Indirect adaptive soft computing based wavelet-embedded control paradigms for WT/PV/SOFC in a grid/charging station connected hybrid power system

PLoS One. 2017 Sep 6;12(9):e0183750. doi: 10.1371/journal.pone.0183750. eCollection 2017.

Abstract

This paper focuses on the indirect adaptive tracking control of renewable energy sources in a grid-connected hybrid power system. The renewable energy systems have low efficiency and intermittent nature due to unpredictable meteorological conditions. The domestic load and the conventional charging stations behave in an uncertain manner. To operate the renewable energy sources efficiently for harvesting maximum power, instantaneous nonlinear dynamics should be captured online.
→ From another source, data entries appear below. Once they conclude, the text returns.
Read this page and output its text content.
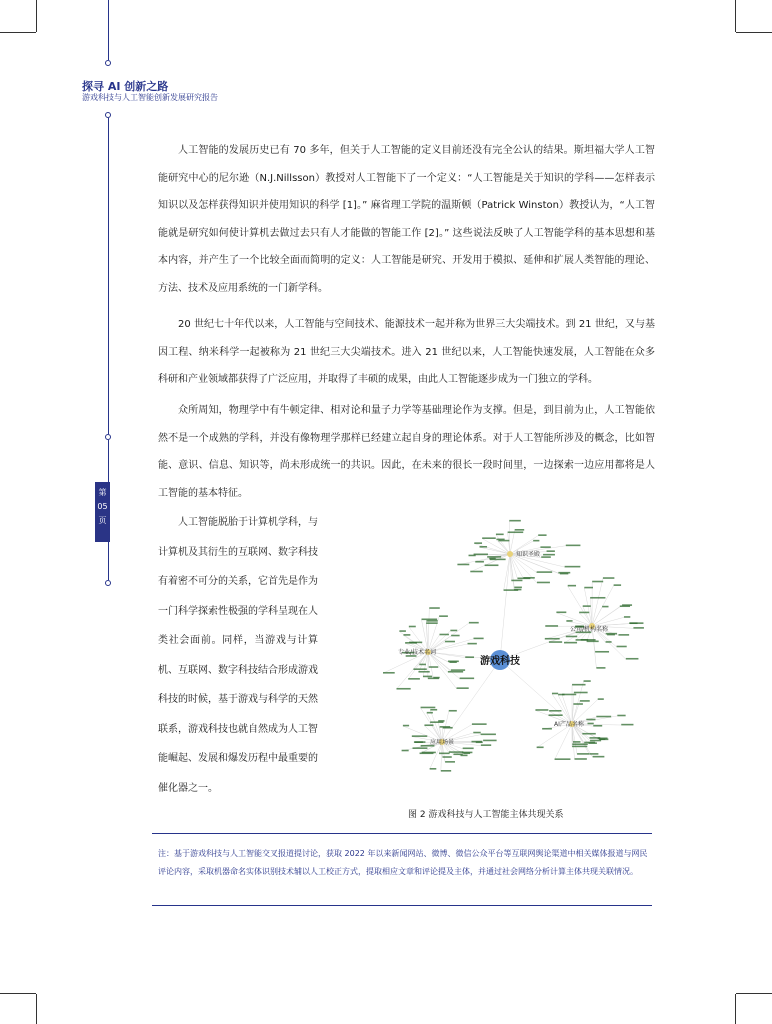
探寻 AI 创新之路
游戏科技与人工智能创新发展研究报告
第
05
页

人工智能的发展历史已有 70 多年，但关于人工智能的定义目前还没有完全公认的结果。斯坦福大学人工智能研究中心的尼尔逊（N.J.Nillsson）教授对人工智能下了一个定义：“人工智能是关于知识的学科——怎样表示知识以及怎样获得知识并使用知识的科学 [1]。” 麻省理工学院的温斯顿（Patrick Winston）教授认为，“人工智能就是研究如何使计算机去做过去只有人才能做的智能工作 [2]。” 这些说法反映了人工智能学科的基本思想和基本内容，并产生了一个比较全面而简明的定义：人工智能是研究、开发用于模拟、延伸和扩展人类智能的理论、方法、技术及应用系统的一门新学科。

20 世纪七十年代以来，人工智能与空间技术、能源技术一起并称为世界三大尖端技术。到 21 世纪，又与基因工程、纳米科学一起被称为 21 世纪三大尖端技术。进入 21 世纪以来，人工智能快速发展，人工智能在众多科研和产业领域都获得了广泛应用，并取得了丰硕的成果，由此人工智能逐步成为一门独立的学科。

众所周知，物理学中有牛顿定律、相对论和量子力学等基础理论作为支撑。但是，到目前为止，人工智能依然不是一个成熟的学科，并没有像物理学那样已经建立起自身的理论体系。对于人工智能所涉及的概念，比如智能、意识、信息、知识等，尚未形成统一的共识。因此，在未来的很长一段时间里，一边探索一边应用都将是人工智能的基本特征。

人工智能脱胎于计算机学科，与计算机及其衍生的互联网、数字科技有着密不可分的关系，它首先是作为一门科学探索性极强的学科呈现在人类社会面前。同样，当游戏与计算机、互联网、数字科技结合形成游戏科技的时候，基于游戏与科学的天然联系，游戏科技也就自然成为人工智能崛起、发展和爆发历程中最重要的催化器之一。

游戏科技
知识圣殿
公司/机构名称
专业/技术名词
应用场景
AI产品名称
图 2 游戏科技与人工智能主体共现关系
注：基于游戏科技与人工智能交叉报道提讨论，获取 2022 年以来新闻网站、微博、微信公众平台等互联网舆论渠道中相关媒体报道与网民评论内容，采取机器命名实体识别技术辅以人工校正方式，提取相应文章和评论提及主体，并通过社会网络分析计算主体共现关联情况。
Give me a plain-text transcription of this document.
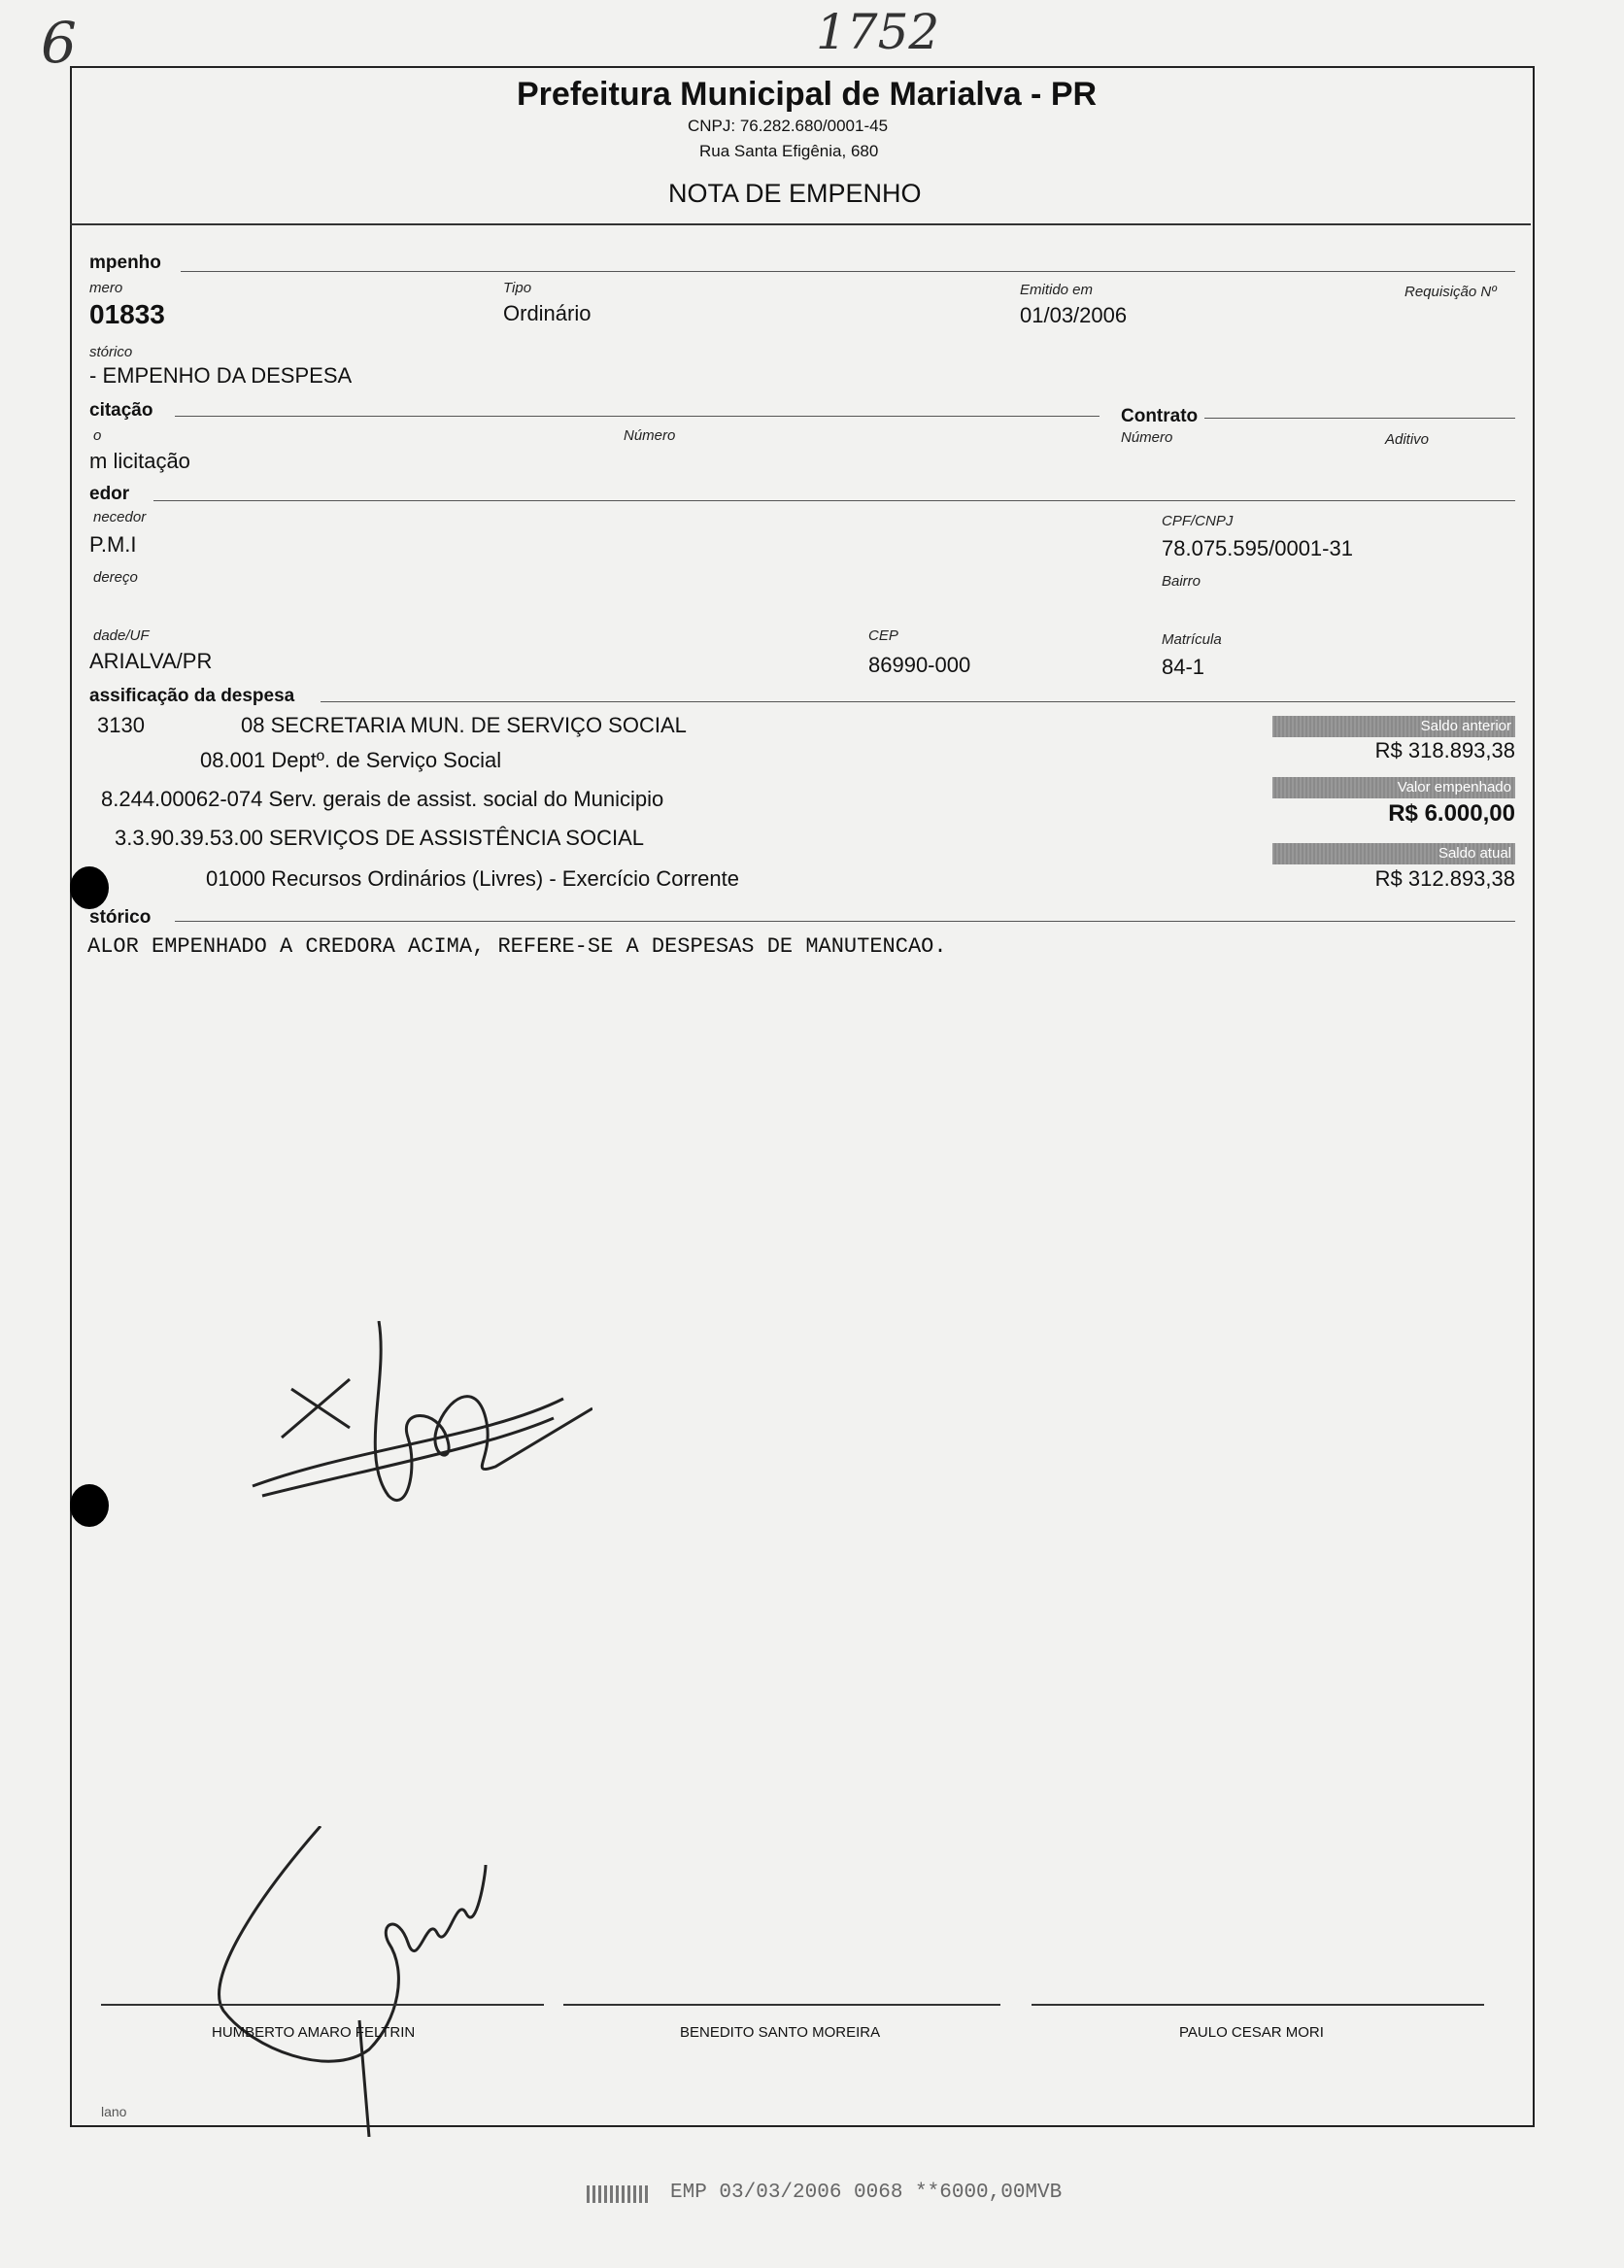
1752
6
Prefeitura Municipal de Marialva - PR
CNPJ: 76.282.680/0001-45
Rua Santa Efigênia, 680
NOTA DE EMPENHO
mpenho
mero
01833
Tipo
Ordinário
Emitido em
01/03/2006
Requisição Nº
stórico
- EMPENHO DA DESPESA
citação
o
m licitação
Número
Contrato
Número	Aditivo
edor
necedor
P.M.I
CPF/CNPJ
78.075.595/0001-31
dereço	Bairro
dade/UF
ARIALVA/PR
CEP
86990-000
Matrícula
84-1
assificação da despesa
3130	08 SECRETARIA MUN. DE SERVIÇO SOCIAL
08.001 Deptº. de Serviço Social
8.244.00062-074 Serv. gerais de assist. social do Municipio
3.3.90.39.53.00 SERVIÇOS DE ASSISTÊNCIA SOCIAL
01000 Recursos Ordinários (Livres) - Exercício Corrente
Saldo anterior
R$ 318.893,38
Valor empenhado
R$ 6.000,00
Saldo atual
R$ 312.893,38
stórico
ALOR EMPENHADO A CREDORA ACIMA, REFERE-SE A DESPESAS DE MANUTENCAO.
HUMBERTO AMARO FELTRIN	BENEDITO SANTO MOREIRA	PAULO CESAR MORI
lano
EMP 03/03/2006 0068 **6000,00MVB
A Chebyshev-wavelet embedded NeuroFuzzy indirect adaptive MPPT (maximum power point tracking) control paradigm is proposed for variable speed wind turbine-permanent synchronous generator (VSWT-PMSG). A Hermite-wavelet incorporated NeuroFuzzy indirect adaptive MPPT control strategy for photovoltaic (PV) system to extract maximum power and indirect adaptive tracking control scheme for Solid Oxide Fuel Cell (SOFC) is developed. A comprehensive simulation test-bed for a grid-connected hybrid power system is developed in Matlab/Simulink. The robustness of the suggested indirect adaptive control paradigms are evaluated through simulation results in a grid-connected hybrid power system test-bed by comparison with conventional and intelligent control techniques. The simulation results validate the effectiveness of the proposed control paradigms.

MeSH terms

  • Algorithms*
  • Electric Power Supplies*
  • Electricity
  • Models, Theoretical
  • Oxides / chemistry*
  • Wind

Substances

  • Oxides

Grants and funding

The author(s) received no specific funding for this work.